La Cour de justice de l’Union européenne a confirmé l’arrêt du Tribunal de l’UE qui avait annulé en septembre 2019 la décision de la Commission européenne sur les modifications des conditions d’accès au gazoduc OPAL, la section terrestre du gazoduc Nord Stream 1 (EUROPE 12324/12), dans un arrêt rendu jeudi 15 juillet (affaire C-848/19).

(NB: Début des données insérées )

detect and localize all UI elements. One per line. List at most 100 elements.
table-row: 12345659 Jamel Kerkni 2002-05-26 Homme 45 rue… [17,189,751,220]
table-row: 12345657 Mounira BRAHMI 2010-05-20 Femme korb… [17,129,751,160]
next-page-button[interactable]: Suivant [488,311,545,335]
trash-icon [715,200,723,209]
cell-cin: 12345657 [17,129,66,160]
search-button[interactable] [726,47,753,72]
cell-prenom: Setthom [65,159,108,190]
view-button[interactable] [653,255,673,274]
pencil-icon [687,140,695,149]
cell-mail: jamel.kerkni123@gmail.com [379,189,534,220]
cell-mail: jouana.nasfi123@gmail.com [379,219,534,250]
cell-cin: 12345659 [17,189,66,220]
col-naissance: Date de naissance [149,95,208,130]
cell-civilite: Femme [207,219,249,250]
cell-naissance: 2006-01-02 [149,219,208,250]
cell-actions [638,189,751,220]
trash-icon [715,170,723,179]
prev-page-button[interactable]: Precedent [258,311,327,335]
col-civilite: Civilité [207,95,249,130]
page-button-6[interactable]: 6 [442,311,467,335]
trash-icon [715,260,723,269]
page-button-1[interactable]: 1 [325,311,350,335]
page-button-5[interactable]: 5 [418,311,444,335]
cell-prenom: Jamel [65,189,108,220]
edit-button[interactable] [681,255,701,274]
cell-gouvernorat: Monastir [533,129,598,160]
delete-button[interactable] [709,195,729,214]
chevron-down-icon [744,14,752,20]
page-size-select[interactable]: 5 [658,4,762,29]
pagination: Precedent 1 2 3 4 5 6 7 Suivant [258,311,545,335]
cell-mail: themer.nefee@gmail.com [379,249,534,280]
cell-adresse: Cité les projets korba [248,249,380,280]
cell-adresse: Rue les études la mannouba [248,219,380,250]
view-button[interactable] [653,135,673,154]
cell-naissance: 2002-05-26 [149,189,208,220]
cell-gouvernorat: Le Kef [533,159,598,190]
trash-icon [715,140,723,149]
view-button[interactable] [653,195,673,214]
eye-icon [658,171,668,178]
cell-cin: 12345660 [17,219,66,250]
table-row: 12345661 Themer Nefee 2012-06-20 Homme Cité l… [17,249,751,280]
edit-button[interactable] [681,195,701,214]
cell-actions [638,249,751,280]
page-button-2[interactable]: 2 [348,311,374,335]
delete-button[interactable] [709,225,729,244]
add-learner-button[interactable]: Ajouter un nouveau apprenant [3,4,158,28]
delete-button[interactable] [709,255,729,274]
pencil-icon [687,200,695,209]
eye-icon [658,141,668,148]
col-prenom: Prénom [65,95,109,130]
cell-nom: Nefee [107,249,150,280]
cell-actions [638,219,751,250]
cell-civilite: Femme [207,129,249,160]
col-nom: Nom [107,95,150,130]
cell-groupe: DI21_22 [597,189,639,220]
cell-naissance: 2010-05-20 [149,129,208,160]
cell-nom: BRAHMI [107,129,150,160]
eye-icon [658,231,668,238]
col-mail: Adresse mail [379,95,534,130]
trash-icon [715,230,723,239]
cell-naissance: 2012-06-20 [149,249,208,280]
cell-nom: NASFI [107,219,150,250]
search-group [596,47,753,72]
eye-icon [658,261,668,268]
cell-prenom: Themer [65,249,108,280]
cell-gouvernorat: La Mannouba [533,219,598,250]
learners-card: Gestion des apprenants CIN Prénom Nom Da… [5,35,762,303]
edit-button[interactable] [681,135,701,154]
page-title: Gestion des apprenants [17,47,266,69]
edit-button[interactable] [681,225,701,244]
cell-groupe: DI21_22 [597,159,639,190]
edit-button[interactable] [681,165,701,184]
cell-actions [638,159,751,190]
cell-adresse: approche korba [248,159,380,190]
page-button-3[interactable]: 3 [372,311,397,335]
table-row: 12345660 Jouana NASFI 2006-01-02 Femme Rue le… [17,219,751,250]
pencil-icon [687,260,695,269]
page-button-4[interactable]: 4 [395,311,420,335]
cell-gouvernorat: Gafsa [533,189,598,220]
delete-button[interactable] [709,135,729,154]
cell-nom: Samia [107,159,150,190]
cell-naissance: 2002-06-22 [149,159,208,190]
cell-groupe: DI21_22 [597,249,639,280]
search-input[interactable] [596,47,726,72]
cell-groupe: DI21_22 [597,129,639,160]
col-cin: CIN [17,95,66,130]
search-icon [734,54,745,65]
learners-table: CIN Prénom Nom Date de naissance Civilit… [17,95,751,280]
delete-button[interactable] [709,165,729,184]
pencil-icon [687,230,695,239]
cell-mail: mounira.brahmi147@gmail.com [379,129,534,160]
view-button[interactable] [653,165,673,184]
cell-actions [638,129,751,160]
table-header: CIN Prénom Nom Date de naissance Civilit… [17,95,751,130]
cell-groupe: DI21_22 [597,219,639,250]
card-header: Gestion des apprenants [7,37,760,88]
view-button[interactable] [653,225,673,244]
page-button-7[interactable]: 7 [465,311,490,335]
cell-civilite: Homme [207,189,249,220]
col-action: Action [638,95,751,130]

Le fond de l’affaire est le suivant : en 2009, la Commission européenne avait approuvé sous conditions la décision de l’Agence fédérale allemande des réseaux d’exempter le gazoduc OPAL des règles de la directive (2003/55) encadrant le marché intérieur du gaz naturel. L’exemption portait notamment sur les conditions d’accès au tiers aux réseaux de gazoducs et la règlementation tarifaire.
Le groupe russe Gazprom, en situation de monopole pour l'exploitation d'OPAL, n’a jamais pu exploiter pleinement le gazoduc, mais seulement à 50% de sa capacité.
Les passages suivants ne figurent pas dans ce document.